Global Military Buyers Flooded Vegas Arms Expo, Spurred By World War III Threats

Last week, military buyers from Europe and Asia flooded the Venetian Expo and Caesars Forum in Las Vegas for the world’s largest firearms trade show of its kind. 

The Washington Times said Poland, Romania, and the Baltic States sent defense buyers to SHOT Show, where more than 2,500 exhibitors showed off new weaponry, drones, robots, and other high-tech devices for war. 

Taiwan, Japan, the Philippines, and other Asian states also sent military buyers. The Times even said visitors from China and North Korea were present at the closed-door event. 

We attended the event (read: here & here) and can confirm the military buyers were present. This comes as European and Asian nations are preparing for possible conflict. The US and Germany are sending main battle tanks to Ukraine, with even the possibility Lockheed Martin is ready to send F-16 fighter jets. 

The Times said 40 nations sent delegations to purchase firearms and equipment.

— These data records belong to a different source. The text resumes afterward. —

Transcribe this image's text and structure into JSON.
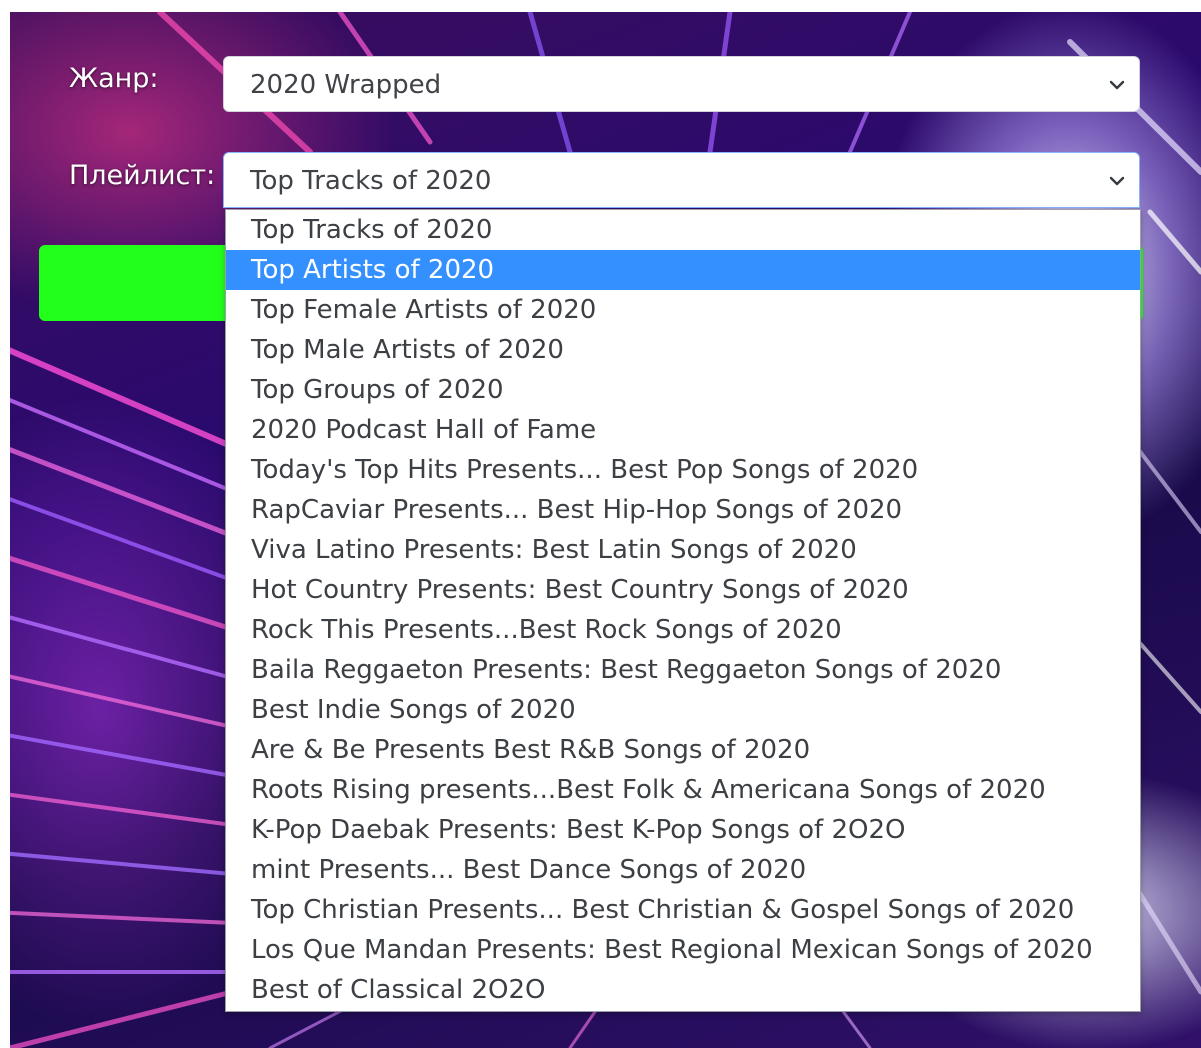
{
  "form": {
    "genre_label": "Жанр:",
    "genre_value": "2020 Wrapped",
    "playlist_label": "Плейлист:",
    "playlist_value": "Top Tracks of 2020"
  },
  "dropdown": {
    "highlighted_index": 1,
    "options": [
      "Top Tracks of 2020",
      "Top Artists of 2020",
      "Top Female Artists of 2020",
      "Top Male Artists of 2020",
      "Top Groups of 2020",
      "2020 Podcast Hall of Fame",
      "Today's Top Hits Presents... Best Pop Songs of 2020",
      "RapCaviar Presents... Best Hip-Hop Songs of 2020",
      "Viva Latino Presents: Best Latin Songs of 2020",
      "Hot Country Presents: Best Country Songs of 2020",
      "Rock This Presents...Best Rock Songs of 2020",
      "Baila Reggaeton Presents: Best Reggaeton Songs of 2020",
      "Best Indie Songs of 2020",
      "Are & Be Presents Best R&B Songs of 2020",
      "Roots Rising presents...Best Folk & Americana Songs of 2020",
      "K-Pop Daebak Presents: Best K-Pop Songs of 2O2O",
      "mint Presents... Best Dance Songs of 2020",
      "Top Christian Presents... Best Christian & Gospel Songs of 2020",
      "Los Que Mandan Presents: Best Regional Mexican Songs of 2020",
      "Best of Classical 2O2O"
    ]
  },
  "colors": {
    "highlight": "#3490ff",
    "submit_button": "#22ff1b"
  },
  "icons": {
    "select_arrow": "chevron-down-icon"
  }
}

Most of the deals are made at the event or a follow-up meeting. There’s even an event before the Shot Show where a select group of attendees tests the weapons in a nearby desert. We were there and observed multiple military buyers from Asia, including ones from Singapore, shooting machine guns and high-powered sniper rifles. 

Hubert Marciniak, a Polish defense contractor, told The Times that Russian aggression has resulted in Warsaw modernizing its forces. 

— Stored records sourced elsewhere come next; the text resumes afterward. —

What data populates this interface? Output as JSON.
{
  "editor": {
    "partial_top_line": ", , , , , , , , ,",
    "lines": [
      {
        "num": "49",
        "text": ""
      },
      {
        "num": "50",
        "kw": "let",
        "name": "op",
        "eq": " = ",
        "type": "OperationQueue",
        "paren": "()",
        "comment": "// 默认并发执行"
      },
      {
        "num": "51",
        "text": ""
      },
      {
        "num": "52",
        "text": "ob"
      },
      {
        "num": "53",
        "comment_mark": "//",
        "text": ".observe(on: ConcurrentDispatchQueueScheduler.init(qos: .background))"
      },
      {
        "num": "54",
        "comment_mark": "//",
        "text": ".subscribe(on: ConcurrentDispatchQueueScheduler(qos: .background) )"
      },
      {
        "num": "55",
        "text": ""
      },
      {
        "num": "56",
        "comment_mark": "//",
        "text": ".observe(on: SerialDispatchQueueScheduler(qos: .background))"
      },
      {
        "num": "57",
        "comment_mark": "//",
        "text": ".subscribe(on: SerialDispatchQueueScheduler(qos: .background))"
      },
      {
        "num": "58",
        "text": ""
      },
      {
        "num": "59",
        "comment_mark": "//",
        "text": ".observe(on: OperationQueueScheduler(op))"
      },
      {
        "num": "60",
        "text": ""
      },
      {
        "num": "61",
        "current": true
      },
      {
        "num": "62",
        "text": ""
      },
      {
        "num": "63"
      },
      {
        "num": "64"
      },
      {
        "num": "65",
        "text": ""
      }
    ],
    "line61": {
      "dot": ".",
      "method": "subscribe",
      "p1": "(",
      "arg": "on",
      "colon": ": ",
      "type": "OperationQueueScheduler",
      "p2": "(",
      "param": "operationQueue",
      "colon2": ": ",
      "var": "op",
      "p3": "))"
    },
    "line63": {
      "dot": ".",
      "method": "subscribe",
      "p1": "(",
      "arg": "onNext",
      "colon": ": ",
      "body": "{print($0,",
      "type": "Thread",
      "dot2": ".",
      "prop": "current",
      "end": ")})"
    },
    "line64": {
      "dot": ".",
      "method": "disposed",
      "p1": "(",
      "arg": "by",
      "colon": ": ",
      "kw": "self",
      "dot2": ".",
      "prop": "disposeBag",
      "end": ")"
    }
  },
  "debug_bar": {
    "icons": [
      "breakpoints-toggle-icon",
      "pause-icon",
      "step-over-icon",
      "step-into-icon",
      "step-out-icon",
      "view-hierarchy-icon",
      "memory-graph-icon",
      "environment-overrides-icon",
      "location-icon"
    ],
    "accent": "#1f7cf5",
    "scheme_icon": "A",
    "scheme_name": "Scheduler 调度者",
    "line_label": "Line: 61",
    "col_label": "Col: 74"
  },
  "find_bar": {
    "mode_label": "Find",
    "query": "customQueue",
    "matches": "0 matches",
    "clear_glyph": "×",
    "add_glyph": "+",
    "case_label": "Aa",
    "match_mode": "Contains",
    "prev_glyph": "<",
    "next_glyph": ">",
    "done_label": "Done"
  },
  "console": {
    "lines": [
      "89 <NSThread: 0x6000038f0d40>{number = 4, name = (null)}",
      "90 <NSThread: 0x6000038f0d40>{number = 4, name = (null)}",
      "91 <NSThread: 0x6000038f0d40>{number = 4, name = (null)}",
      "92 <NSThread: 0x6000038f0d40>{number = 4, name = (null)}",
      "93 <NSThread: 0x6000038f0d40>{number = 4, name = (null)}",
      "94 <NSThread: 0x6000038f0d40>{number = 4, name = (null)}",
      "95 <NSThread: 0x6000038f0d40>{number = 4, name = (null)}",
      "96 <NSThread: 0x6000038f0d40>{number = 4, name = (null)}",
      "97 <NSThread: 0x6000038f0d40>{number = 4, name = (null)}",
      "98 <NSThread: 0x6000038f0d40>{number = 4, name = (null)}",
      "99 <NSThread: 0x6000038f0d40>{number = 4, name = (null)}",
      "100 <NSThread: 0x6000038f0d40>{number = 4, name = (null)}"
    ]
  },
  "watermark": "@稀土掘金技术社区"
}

“Russia is our neighbor. But it’s also a crazy neighbor, so we need to be prepared for what they are doing,” Marciniak said.

Military officials from Taiwan, Japan, South Korea, and the Philippines were also walking the floors of the event. Many of them were making deals with US defense companies for military-grade weapons. Here are some of the exhibitors we came across.

A Japanese official declined to comment on Tokyo’s shopping list, but when asked by The Times if they were buying or selling at the show, they replied: “buying.” 

What’s clear is that foreign defense buyers are on spending sprees with long shopping lists for US weaponry as risks of war in Ukraine and the Taiwan Strait spark an arms race.